By E Chamberlain MD, San Diego ~

Christians love to say,
"All have sinned and fall short of the glory of god."

But, verily, verily and really and seriously, could man ever have been anything but short of the glory of god, sin or no sin? Was Adam, before the apple rotted him to the core, ever equal to the glory of god?

Nope, Adam was already built short of the glory of god. Otherwise-- and this part makes more sense to me-- the christian god must not be much of a god.

But, besides that, how could any christian ever even say that I've ever sinned? What if I just say, "Nope. Not me. I haven't." Does the christian know me? What sin exactly does he know that I've committed? Or does he simply think that I must've sinned because it's impossible not to? But if it's impossible not to, then is it also my fault because I breathe, because it's impossible not to?

I won't hold my breath for the answer, because, yeah, yeah, I've already heard it--
"Oh, foolish man, who are you to question god?"
Oh, but I'm not-- I'm questioning someone who dares to think for a second that he speaks for god.

Okay, I'll grant him, for the sake of argument-- so I can trick him into thinking with his own thoughts-- that I've sinned because I don't live up to the highest ideal, to love my neighbor as myself. I, for one, don't believe in the commandment to "love my neighbor as myself." Because I don't believe in the impossible. And that's one million percent impossible. For anyone, ever. (I do believe in "random acts of kindness.")

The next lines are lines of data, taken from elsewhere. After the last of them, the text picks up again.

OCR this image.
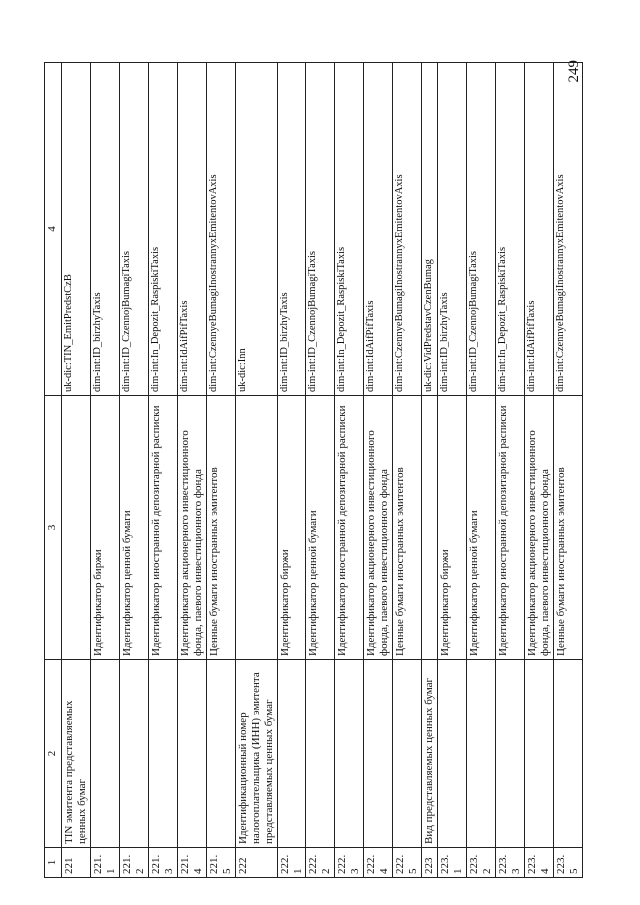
249
1	2	3	4
221	TIN эмитента представляемых ценных бумаг		uk-dic:TIN_EmitPredstCzB
221.1		Идентификатор биржи	dim-int:ID_birzhyTaxis
221.2		Идентификатор ценной бумаги	dim-int:ID_CzennojBumagiTaxis
221.3		Идентификатор иностранной депозитарной расписки	dim-int:In_Depozit_RaspiskiTaxis
221.4		Идентификатор акционерного инвестиционного фонда, паевого инвестиционного фонда	dim-int:IdAifPifTaxis
221.5		Ценные бумаги иностранных эмитентов	dim-int:CzennyeBumagiInostrannyxEmitentovAxis
222	Идентификационный номер налогоплательщика (ИНН) эмитента представляемых ценных бумаг		uk-dic:Inn
222.1		Идентификатор биржи	dim-int:ID_birzhyTaxis
222.2		Идентификатор ценной бумаги	dim-int:ID_CzennojBumagiTaxis
222.3		Идентификатор иностранной депозитарной расписки	dim-int:In_Depozit_RaspiskiTaxis
222.4		Идентификатор акционерного инвестиционного фонда, паевого инвестиционного фонда	dim-int:IdAifPifTaxis
222.5		Ценные бумаги иностранных эмитентов	dim-int:CzennyeBumagiInostrannyxEmitentovAxis
223	Вид представляемых ценных бумаг		uk-dic:VidPredstavCzenBumag
223.1		Идентификатор биржи	dim-int:ID_birzhyTaxis
223.2		Идентификатор ценной бумаги	dim-int:ID_CzennojBumagiTaxis
223.3		Идентификатор иностранной депозитарной расписки	dim-int:In_Depozit_RaspiskiTaxis
223.4		Идентификатор акционерного инвестиционного фонда, паевого инвестиционного фонда	dim-int:IdAifPifTaxis
223.5		Ценные бумаги иностранных эмитентов	dim-int:CzennyeBumagiInostrannyxEmitentovAxis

But, really, if even Jesus ever actually "loved his neighbor as himself," wouldn't he have given all of his neighbors all of his own miraculous powers? If not, then, really, did he love his neighbors as himself? Did he love anyone as himself? And who was his neighbor? He answered that. So there should've been a lot of people with miraculous powers, not just (allegedly) his twelve disciples, who (allegedly) had some of his powers. And if he's around today still, like Christians imagine, then a christian doctor should be able to just write a bible verse on a prescription and, abracadabra (Latin for "This magic is FDA approved"), you're healed. Then I woulda stayed a christian. 'Cause that woulda been soooo cool.'

And what about the similar, though different, idea that we should "Do unto others as we would have them do unto us"?

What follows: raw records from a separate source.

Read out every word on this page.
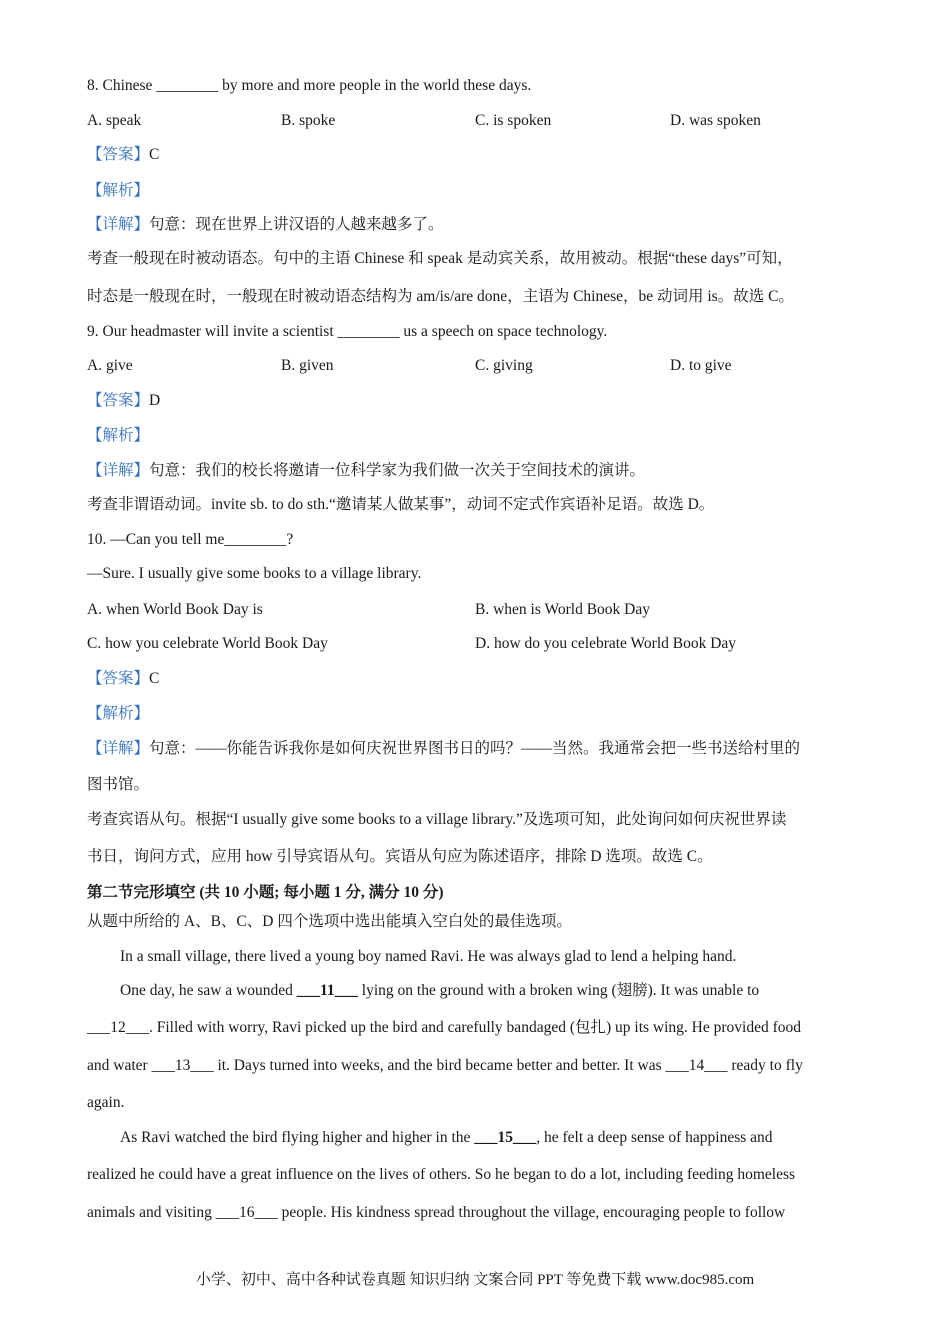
8. Chinese ________ by more and more people in the world these days.
A. speak	B. spoke	C. is spoken	D. was spoken
【答案】C
【解析】
【详解】句意：现在世界上讲汉语的人越来越多了。
考查一般现在时被动语态。句中的主语 Chinese 和 speak 是动宾关系，故用被动。根据“these days”可知，
时态是一般现在时，一般现在时被动语态结构为 am/is/are done，主语为 Chinese，be 动词用 is。故选 C。
9. Our headmaster will invite a scientist ________ us a speech on space technology.
A. give	B. given	C. giving	D. to give
【答案】D
【解析】
【详解】句意：我们的校长将邀请一位科学家为我们做一次关于空间技术的演讲。
考查非谓语动词。invite sb. to do sth.“邀请某人做某事”，动词不定式作宾语补足语。故选 D。
10. —Can you tell me________?
—Sure. I usually give some books to a village library.
A. when World Book Day is	B. when is World Book Day
C. how you celebrate World Book Day	D. how do you celebrate World Book Day
【答案】C
【解析】
【详解】句意：——你能告诉我你是如何庆祝世界图书日的吗？——当然。我通常会把一些书送给村里的
图书馆。
考查宾语从句。根据“I usually give some books to a village library.”及选项可知，此处询问如何庆祝世界读
书日，询问方式，应用 how 引导宾语从句。宾语从句应为陈述语序，排除 D 选项。故选 C。
第二节完形填空 (共 10 小题; 每小题 1 分, 满分 10 分)
从题中所给的 A、B、C、D 四个选项中选出能填入空白处的最佳选项。
In a small village, there lived a young boy named Ravi. He was always glad to lend a helping hand.
One day, he saw a wounded ___11___ lying on the ground with a broken wing (翅膀). It was unable to
___12___. Filled with worry, Ravi picked up the bird and carefully bandaged (包扎) up its wing. He provided food
and water ___13___ it. Days turned into weeks, and the bird became better and better. It was ___14___ ready to fly
again.
As Ravi watched the bird flying higher and higher in the ___15___, he felt a deep sense of happiness and
realized he could have a great influence on the lives of others. So he began to do a lot, including feeding homeless
animals and visiting ___16___ people. His kindness spread throughout the village, encouraging people to follow
小学、初中、高中各种试卷真题 知识归纳 文案合同 PPT 等免费下载 www.doc985.com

Hmmm, that was told to us by a man who endorsed and even celebrated that those "others" will be tormented-- at his command-- in hell forever. Will Jesus then be tortured in hell forever, you know, being done unto as he does unto others?

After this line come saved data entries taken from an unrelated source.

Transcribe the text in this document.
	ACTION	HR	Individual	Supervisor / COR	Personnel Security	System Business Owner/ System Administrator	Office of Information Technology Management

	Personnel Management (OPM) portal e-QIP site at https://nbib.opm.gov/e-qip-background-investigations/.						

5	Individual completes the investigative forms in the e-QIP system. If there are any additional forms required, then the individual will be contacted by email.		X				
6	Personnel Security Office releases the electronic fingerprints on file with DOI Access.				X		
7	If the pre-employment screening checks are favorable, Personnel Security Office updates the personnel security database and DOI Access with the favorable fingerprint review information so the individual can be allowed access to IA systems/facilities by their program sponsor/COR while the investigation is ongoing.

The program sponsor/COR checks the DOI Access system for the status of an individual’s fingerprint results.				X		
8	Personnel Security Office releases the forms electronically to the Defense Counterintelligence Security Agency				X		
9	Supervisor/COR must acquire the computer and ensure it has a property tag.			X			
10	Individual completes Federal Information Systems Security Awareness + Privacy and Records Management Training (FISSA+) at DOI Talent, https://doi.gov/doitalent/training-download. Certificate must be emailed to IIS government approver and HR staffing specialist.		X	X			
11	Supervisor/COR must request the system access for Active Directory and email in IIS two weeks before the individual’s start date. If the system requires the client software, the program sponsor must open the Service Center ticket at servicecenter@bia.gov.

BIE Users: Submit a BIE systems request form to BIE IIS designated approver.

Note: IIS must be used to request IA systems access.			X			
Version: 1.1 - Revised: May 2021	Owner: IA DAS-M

I'm sure that's not what he meant. I think he meant to say, "Do as I say, not as I do."

I don't think he really thought about what he was saying. It just sounded good so he said it.
And all this from a guy who said, "Take my yoke upon you and learn of me, for my yoke is easy and my burden is light."

But then he said that we had to take up our crosses and follow him.

Which is it-- Easy and light? Or a miserably painful cross? Is it easy to love my neighbor as myself? Or hard?

See, now, I'm verily, verily beginning to see that I'm not short of the glory of god. I'm better than him.